The FARC set fire to a car in the Huila department’s Algeciras municipality, where they have shut down all transportation services, in spite of a 24 hour treaty permitting transport workers, who have been detained there for a week, to exit the area.
“Thank God that on Monday they let some vehicles go that were carrying food, but what I don’t understand is why they burned the car if they had given permission [for it to leave]. If one doesn’t do what they want, they make them leave the village, it’s complicated there, there one is afraid of one thing and another,” a truck driver, who wished to remain anonymous for security reasons, told El Tiempo.
Transport workers had planned a peaceful protest against the FARC’s enforced strike, but cancelled it after the vehicle was set on fire.

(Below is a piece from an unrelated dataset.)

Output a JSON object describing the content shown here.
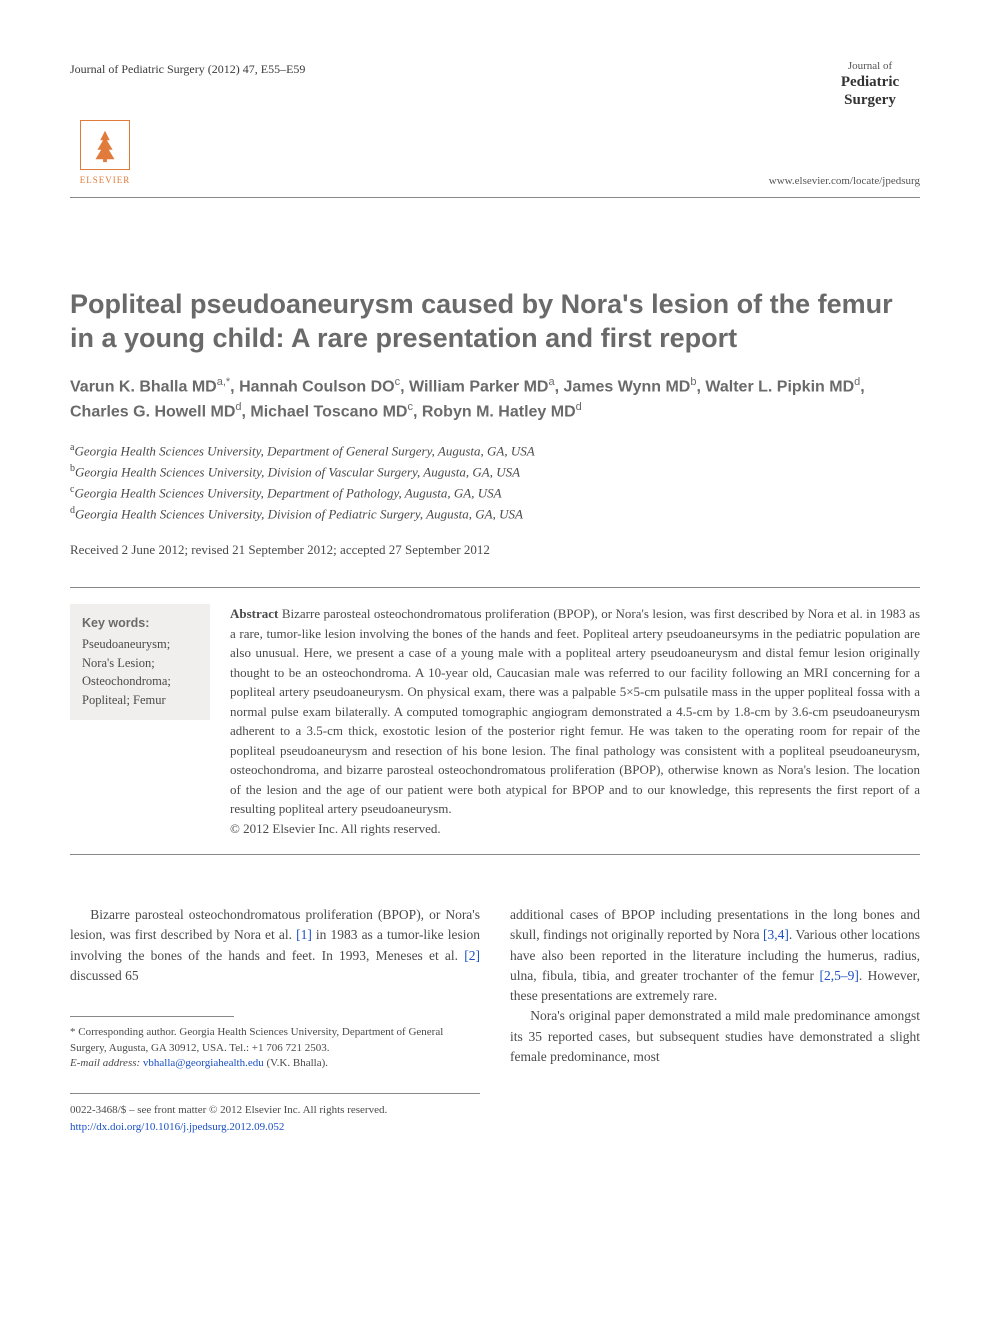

The army, police and the Huila government are meeting to discuss how to proceed with the strike, which has now been going on for a week.
The FARC have said the enforced strike will be indefinite and threatened to set fire to any more vehicles that attempt to leave the municipality.
The army and the police are patrolling the highways in the area, while two armed helicopters patrol aerially. However, Algeciras Ombudsman Marly Yaneth Losada Romero said locals are to scared to leave their homes for fear of reprisals.
The department of Huila has been one of the areas of Colombia hardest hit by FARC guerrillas.